The key, he says, was choosing the right camera and settings with which to capture each dinosaur. As usual, Voigt worked with a Swiss-made ALPA medium-format analog camera, bracketing his exposures with different f-stops to give him a full range of lighting options in postproduction. That allowed him to create extraordinarily lifelike images that turn fossil assemblages into individuated animals with distinct personalities.
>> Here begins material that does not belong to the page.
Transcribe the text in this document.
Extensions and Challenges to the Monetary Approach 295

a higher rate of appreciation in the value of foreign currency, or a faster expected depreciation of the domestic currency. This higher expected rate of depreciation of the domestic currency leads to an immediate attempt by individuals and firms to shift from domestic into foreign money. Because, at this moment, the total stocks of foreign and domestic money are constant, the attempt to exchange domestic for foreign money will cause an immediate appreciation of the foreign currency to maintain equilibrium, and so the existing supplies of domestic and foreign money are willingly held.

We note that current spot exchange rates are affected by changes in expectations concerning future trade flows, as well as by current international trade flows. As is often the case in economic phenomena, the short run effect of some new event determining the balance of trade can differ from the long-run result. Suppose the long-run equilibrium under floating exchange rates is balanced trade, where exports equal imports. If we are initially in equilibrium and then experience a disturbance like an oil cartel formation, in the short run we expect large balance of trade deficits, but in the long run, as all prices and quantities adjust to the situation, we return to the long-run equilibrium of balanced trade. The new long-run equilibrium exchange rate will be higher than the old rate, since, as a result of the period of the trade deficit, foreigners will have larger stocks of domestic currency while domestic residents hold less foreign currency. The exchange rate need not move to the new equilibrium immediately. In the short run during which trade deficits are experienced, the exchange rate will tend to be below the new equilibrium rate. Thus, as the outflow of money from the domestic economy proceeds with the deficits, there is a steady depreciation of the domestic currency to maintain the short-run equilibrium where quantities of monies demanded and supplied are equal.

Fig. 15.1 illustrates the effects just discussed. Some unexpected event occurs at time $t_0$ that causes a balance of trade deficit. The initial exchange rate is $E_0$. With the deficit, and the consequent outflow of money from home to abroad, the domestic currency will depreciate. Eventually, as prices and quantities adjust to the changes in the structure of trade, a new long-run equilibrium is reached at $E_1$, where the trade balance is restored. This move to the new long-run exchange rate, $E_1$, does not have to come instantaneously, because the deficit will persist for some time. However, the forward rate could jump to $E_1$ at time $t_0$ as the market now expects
It helps that Voigt purposely chose skeletons consisting mostly of original fossils rather than plaster replicas. Millions of years in the ground have aged the fossils to beautifully mottled shades of brown, red, and yellow. One of Voigt’s favorite images from the series is a triceratops he shot at Frankfurt’s Senckenberg Naturmuseum. “It just looks so alive,” he says. “The head is lowered, and it’s looking to the right, as if it just caught a scent.”
Spending so much time around dinosaur fossils prompted Voigt to think about mankind’s own future. Thanks to global warming, the idea of another mass extinction like the one that carried off the dinosaurs no longer seems beyond the realm of possibility. “We will all be skeletons ourselves someday,” he says. “Nothing lasts.”